Across many African countries, youth unemployment is a significant problem that is most stringent for young females; with young women and minorities being disproportionately affected. Statistics show that just over one in five youth were not employed, in education or training (NEET) in 2019. This state of joblessness has been steadily growing since 2012 mirroring the trends in the global rate. While education alone is not enough, it remains a vital ingredient for empowering the youth.  

Given the high unemployment and vulnerable employment rates for youth, young African leaders deserve to be part of policy discussions that seek to address the challenge of youth participation on various platforms ranging from trade supported by trade governance, economic participation, policy reform discussions and social justice issues thus contributing to reducing inequalities by distributing benefits equally across all segments of society. There’s a significant gap between those deciding policy and those who have to weather its effects as most African leaders are 55 years old or older. It is imperative that young people take up space and reinforce constitutional accountability from organisational levels right up to the presidential level, with this being said, the integration of technology and the access to new technologies coupled with self-organisation is important for the implementation of youth led programs and policies.  
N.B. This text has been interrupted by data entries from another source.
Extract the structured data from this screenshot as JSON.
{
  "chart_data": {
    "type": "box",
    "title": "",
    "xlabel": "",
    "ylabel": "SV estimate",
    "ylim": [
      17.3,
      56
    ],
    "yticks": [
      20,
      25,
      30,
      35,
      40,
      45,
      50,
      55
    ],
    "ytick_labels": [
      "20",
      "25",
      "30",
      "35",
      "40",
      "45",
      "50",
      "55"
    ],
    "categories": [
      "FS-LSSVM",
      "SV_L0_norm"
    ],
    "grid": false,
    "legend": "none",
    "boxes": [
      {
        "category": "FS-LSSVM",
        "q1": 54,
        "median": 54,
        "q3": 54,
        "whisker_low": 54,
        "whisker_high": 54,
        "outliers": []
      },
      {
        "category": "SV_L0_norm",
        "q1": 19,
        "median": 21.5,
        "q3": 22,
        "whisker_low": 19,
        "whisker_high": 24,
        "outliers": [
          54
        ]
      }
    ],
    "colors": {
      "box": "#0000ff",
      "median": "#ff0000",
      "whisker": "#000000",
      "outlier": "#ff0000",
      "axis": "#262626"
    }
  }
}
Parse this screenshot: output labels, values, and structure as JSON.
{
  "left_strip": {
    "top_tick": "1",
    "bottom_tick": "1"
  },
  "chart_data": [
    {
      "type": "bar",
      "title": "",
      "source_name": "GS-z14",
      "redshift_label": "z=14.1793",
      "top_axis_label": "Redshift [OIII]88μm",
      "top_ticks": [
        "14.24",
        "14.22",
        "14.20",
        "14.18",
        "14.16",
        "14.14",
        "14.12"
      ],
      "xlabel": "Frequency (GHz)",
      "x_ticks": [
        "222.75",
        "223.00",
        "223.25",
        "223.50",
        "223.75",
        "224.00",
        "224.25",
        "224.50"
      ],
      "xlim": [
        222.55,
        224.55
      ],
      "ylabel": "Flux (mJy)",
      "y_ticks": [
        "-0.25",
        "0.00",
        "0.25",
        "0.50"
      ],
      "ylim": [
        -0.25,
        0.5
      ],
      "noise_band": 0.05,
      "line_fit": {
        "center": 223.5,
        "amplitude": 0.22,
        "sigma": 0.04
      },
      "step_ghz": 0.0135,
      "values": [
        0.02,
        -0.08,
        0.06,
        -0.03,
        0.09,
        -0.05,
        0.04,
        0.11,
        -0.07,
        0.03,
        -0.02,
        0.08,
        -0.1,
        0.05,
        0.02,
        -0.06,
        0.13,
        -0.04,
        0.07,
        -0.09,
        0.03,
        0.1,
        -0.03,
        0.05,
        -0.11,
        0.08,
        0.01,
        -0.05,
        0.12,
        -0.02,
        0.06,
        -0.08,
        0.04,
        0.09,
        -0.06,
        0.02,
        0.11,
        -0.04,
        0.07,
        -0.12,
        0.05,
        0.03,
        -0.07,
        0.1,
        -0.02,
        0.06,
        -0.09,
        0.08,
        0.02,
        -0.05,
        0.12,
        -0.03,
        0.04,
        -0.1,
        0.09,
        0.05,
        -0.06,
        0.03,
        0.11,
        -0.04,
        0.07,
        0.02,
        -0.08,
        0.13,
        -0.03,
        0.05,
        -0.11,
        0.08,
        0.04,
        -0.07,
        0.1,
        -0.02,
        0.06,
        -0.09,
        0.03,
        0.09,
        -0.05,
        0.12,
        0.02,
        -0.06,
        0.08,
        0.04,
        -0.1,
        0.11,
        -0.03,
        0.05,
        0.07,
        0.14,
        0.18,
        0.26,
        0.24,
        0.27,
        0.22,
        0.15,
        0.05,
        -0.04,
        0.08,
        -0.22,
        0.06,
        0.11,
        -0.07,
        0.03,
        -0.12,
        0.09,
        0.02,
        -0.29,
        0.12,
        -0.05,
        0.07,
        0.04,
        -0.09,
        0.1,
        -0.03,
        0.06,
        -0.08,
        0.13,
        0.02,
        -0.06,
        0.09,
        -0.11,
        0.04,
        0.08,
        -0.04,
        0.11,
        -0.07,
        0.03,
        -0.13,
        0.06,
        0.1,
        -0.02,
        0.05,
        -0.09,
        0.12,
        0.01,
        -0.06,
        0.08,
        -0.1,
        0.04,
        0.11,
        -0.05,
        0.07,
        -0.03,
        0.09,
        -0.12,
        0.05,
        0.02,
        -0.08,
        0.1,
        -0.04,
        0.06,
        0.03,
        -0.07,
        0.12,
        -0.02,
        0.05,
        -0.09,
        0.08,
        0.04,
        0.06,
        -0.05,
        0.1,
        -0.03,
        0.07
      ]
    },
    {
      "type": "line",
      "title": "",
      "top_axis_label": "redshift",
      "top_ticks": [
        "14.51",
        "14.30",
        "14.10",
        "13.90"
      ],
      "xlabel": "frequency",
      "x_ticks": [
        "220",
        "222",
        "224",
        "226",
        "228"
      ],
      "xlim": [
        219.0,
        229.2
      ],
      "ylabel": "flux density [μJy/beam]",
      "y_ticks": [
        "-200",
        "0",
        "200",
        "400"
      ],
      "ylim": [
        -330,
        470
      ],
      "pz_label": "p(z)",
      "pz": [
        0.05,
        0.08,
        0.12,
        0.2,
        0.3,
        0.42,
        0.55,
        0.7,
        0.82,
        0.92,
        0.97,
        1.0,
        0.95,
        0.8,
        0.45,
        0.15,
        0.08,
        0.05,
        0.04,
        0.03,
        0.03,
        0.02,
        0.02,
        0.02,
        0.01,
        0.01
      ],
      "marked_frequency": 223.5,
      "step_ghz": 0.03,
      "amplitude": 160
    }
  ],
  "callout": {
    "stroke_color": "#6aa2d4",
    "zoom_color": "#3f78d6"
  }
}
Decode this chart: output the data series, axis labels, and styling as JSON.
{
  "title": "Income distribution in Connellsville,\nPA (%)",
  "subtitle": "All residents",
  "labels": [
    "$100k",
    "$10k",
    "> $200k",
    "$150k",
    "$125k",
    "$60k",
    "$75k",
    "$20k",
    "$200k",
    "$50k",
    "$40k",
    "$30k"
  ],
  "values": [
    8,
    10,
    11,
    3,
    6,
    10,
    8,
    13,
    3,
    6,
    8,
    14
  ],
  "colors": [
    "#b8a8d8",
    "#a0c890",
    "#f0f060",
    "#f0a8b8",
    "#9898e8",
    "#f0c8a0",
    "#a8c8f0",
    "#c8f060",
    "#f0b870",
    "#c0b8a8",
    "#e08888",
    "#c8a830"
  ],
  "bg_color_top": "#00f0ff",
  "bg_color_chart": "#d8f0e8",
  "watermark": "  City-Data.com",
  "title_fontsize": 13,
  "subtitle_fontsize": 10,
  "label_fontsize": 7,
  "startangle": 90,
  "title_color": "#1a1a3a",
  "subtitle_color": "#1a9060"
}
The development of the ‘African Continental Free Trade Agreement’ as a continent wide Free Trade Agreement (FTA) for Africa, is set to integrate 55 sovereign States that are at very different levels of economic development throughout the continent. The FTA requires that these states comply with a wide range of obligations and regulations in order to liberalise trade. Despite the challenges that have been presented in integrating 55 sovereign States with different economic disparities; progress in many areas has been impressively swift. The AfCFTA, if properly implemented, could provide more, and better jobs that are sorely needed for Africa’s sustainable development. Political will and a commitment to reform will nevertheless be necessary to tap into the huge potential of Africa’s young labour force and ensure that the gains from economic integration are distributed fairly across the continent.

Meaningful participation by all groups of society including marginalised groups such as women and youth in trade and policy making processes can contribute to achieving inclusive sustainable growth and development for the African continent, as well as social stability. ‘If the energies and ambitions of Africa’s youth continue to be wasted, they could become serious destabilising forces, threatening not only just future progress, but rolling back the gains of recent years.’(Mo Ibrahim Foundation) 

Therefore, in order to be drivers of international trade, the youth should take heed to the lessons and experiences learnt from gender mainstreaming in trade in order develop and adapt tools to assess the impact of trade policy on young people.